Sentencia número: 875/19
ILTMO. SR. D. FERNANDO OLIET PALÁ
ILTMA. SRA. Dª. BEATRIZ PÉREZ HEREDIA
ILTMA. SRA. Dª. LETICIA ESTEVA RAMOS
-Magistrados-
En la Ciudad de Granada, a 4 de abril de 2019
La Sala de lo Social del Tribunal Superior de Justicia de Andalucía con sede en Granada, compuesta
por los Iltmos. Sres. Magistrados que al margen se indican han pronunciado
EN NOMBRE DE S.M. EL REY
la siguiente
S E N T E N C I A
En el recurso de Suplicación número 1985/18, interpuesto por DOÑA Clemencia contra la Sentencia
dictada por el Juzgado de lo Social número 3 de Granada de fecha 16 de abril de 2018 en Autos número 537/17
sobre INCAPACIDAD PERMANENTE , en el que ha sido Ponente la Iltma. Sra. Magistrado Dª. BEATRIZ
PÉREZ HEREDIA.
Antecedentes
PRIMERO.- En el Juzgado de lo Social número 3 de Granada tuvo entrada demanda interpuesta por DOÑA Clemencia contra INSTITUTO NACIONAL DE LA SEGURIDAD SOCIAL.
SEGUNDO.- Admitida a trámite y registrada la demanda con el número de autos 537/17 fue celebrado juicio, dictándose Sentencia el día 16 de abril de 2018 que contenía el siguiente fallo: 'Desestimo la demanda formulada por doña Clemencia contra el INSS y la TGSS y en consecuencia, absuelvo a la parte demandada de las peticiones deducidas en su contra'.

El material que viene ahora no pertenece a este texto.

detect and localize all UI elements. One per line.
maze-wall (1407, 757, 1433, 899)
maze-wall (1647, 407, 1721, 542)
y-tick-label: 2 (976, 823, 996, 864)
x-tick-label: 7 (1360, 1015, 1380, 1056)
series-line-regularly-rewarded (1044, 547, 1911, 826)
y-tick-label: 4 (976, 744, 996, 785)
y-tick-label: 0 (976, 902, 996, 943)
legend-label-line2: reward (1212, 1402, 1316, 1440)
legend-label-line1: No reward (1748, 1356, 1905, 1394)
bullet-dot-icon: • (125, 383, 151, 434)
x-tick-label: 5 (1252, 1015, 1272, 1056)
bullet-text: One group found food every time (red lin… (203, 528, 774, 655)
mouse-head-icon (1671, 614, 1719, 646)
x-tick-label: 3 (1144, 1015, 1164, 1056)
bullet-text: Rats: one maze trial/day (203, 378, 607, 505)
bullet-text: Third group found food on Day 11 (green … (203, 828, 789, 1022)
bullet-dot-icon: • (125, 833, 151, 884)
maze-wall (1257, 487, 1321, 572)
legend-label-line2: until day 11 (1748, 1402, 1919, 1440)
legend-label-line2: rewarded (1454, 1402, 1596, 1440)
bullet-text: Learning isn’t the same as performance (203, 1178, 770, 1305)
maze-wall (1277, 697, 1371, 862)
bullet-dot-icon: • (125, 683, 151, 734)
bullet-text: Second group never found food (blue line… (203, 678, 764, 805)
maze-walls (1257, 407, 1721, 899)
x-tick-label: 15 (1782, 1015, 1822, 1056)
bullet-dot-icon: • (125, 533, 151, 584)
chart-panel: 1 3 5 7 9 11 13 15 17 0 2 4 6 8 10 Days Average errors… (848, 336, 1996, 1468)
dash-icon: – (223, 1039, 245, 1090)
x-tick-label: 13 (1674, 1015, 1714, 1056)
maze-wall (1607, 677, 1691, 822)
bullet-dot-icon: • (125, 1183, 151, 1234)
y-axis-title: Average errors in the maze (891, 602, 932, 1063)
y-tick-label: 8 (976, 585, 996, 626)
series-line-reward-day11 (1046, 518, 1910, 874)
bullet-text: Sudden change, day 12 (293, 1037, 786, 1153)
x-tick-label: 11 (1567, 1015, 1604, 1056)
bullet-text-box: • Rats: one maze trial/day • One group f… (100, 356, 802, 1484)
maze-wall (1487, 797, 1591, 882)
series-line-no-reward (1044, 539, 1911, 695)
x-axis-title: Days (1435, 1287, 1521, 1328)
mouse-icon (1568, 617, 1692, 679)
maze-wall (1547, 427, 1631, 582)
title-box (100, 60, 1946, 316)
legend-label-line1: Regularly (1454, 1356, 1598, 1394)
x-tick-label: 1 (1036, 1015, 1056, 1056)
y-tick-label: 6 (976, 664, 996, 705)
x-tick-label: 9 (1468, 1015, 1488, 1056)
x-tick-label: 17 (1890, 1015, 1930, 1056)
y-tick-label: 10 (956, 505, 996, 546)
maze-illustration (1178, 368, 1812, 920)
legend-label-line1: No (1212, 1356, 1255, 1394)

TERCERO.- En la Sentencia aludida se declararon como hechos probados los siguientes: ' 1º .- A doña Clemencia , con DNI NUM000 nacida el NUM001 /1971, afiliada a la Seguridad Social con el número NUM002 , de profesión habitual cocinera en régimen de trabajadora autónoma, se le reconoció por resolución del INSS de 13/07/2016 la situación de incapacidad permanente total, derivada de enfermedad común, calculada a partir de una base reguladora de 483,57 € y con efectos económicos desde 13/07/2016.
El cuadro clínico residual apreciado por el INSS a la hora de reconocer a la actora la situación de incapacidad permanente total fue el de asma bronquial intrínseco persistente severo, sinusopatía maxilar y frontal crónica, poliposis nasal y trastorno adaptativo (diagnosticado por psiquiatría), menoscabos de la salud que se consideraron determinantes de limitaciones orgánicas y funcionales descritas en dictamen propuesta del EVI de 11/07/2016 como 'Asma bronquial intrínseco persistente severo. Reciente ingreso hospi- talario.

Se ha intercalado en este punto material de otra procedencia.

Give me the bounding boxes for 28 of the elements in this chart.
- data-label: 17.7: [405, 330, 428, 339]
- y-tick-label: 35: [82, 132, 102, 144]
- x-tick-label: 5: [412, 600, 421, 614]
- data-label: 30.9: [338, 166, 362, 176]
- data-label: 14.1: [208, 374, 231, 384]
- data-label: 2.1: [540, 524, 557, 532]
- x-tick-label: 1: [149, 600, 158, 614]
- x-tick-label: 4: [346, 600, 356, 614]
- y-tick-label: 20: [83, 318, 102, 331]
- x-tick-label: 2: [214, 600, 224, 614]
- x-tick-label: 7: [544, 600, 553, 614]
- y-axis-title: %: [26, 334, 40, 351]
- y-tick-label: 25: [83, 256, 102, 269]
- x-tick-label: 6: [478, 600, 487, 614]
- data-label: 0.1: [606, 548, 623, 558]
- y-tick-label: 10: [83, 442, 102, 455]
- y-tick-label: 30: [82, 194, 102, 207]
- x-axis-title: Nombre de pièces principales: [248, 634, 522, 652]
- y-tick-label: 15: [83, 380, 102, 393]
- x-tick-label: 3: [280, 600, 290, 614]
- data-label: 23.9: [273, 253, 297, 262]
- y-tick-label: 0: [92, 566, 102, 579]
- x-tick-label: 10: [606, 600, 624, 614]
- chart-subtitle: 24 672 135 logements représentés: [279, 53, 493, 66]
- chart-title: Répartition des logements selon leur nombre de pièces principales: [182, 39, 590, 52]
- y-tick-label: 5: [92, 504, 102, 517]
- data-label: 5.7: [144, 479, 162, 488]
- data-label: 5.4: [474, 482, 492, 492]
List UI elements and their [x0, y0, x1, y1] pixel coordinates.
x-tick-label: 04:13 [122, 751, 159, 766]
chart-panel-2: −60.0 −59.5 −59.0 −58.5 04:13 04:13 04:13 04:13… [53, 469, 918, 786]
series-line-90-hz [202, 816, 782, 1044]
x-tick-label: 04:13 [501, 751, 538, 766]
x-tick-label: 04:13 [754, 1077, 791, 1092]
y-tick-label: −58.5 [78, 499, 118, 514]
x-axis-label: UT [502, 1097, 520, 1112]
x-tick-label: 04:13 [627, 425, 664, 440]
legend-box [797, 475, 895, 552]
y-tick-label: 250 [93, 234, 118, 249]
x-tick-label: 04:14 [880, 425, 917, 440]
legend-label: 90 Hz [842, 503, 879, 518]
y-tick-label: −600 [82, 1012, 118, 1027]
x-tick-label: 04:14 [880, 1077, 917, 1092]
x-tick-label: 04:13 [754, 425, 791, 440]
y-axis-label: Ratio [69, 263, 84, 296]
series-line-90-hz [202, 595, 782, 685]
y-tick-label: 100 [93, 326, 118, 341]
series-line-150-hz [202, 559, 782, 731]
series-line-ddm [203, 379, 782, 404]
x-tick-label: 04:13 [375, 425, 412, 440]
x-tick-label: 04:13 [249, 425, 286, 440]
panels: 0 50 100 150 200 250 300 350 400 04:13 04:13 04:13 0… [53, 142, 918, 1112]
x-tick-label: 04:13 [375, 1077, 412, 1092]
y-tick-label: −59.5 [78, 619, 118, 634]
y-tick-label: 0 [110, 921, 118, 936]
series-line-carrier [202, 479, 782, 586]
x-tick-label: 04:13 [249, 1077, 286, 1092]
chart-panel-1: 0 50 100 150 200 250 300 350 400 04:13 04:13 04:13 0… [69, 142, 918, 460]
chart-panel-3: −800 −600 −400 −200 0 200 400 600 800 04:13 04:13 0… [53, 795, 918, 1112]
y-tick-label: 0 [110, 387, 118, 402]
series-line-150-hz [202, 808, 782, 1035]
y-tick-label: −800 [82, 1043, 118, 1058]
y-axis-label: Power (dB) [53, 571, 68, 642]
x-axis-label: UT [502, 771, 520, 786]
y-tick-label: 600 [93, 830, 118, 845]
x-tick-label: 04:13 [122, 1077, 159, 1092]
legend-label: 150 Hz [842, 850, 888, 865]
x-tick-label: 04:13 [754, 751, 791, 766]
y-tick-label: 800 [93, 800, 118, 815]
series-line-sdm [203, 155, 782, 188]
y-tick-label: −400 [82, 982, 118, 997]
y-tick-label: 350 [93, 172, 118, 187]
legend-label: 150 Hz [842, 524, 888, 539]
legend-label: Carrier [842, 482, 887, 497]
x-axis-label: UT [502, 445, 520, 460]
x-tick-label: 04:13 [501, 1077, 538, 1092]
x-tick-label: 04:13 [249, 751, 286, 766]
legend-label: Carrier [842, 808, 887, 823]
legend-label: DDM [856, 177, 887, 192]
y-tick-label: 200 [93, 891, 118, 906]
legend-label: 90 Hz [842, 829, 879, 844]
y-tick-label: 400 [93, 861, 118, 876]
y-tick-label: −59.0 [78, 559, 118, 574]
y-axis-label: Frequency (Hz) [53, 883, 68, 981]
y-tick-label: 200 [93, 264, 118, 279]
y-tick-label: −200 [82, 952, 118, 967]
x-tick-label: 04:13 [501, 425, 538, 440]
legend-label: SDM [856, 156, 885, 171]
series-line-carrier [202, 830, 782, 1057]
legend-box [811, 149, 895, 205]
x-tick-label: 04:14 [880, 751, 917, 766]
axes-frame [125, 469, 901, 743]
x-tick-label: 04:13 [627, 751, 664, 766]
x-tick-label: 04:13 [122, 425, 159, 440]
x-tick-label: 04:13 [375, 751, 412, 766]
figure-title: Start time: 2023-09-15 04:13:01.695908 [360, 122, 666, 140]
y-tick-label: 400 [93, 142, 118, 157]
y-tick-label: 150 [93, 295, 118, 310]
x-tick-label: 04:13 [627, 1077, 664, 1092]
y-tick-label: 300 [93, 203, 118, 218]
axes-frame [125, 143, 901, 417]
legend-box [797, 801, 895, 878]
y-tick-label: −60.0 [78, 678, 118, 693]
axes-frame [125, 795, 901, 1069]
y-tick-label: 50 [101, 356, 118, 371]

Exploracion actual: auscultacion respiratoria: murmullo vesicular rudo, con roncus y sibilancias bilaterales'.
2º .- Tramitado respecto de la actora expediente de revisión del grado de incapacidad permanente que le venía reconocido, se emitió el 03/02/2017 informe médico de revisión de grado de incapacidad permanente en el que se indicaba que la demandante padecía 'asma bronquial intrínseco persistente grave: requiere ingresos aproximadamente 1 ó 2 veces al año. EFR se evidencia obstrucción bronquial periférica con hiperinsuflación y distribución no homogénea; proceso restrictivo parenquimatoso por la disminución de la difusión (62%) por afectación mixta de predominio capilar'.
Según el mismo informe, la actora venía limitada para desempeñar actividades con requerimientos físicos de moderada-elevada intensidad o que precisen de permanencia en ambientes con constatada contaminación aérea.
Tras dictamen propuesta de 09/02/2017, se dictó por el INSS resolución de 10/02/2017 en la que se decidía confirmar el grado de incapacidad permanente total que le venía reconocido a la demandante al considerarse que no se había producido variación en el estado de sus lesiones.
Frente a tal decisión, la parte actora presentó en tiempo y forma reclamación previa que no prosperó.
3º .- La demandante acudió a revisión en Servicio de Neumología el 16/02/2017. En el informe clínico emitido en tal ocasión se hizo constar que la demandante había sufrido un nuevo ingreso hospitalario entre el 16/12/2016 y el 30/12/2016 por reagudización de asma bronquial debida a infección respiratoria aguda y que al tiempo de emisión del informe presentaba situación clínica de mejoría con respecto al último ingreso, sin tos, ni sibilantes, ni expectoración, sensación de cansancio pero sin clara disnea y persistencia de goteo posterior y ocupación de senos evidenciada en RX.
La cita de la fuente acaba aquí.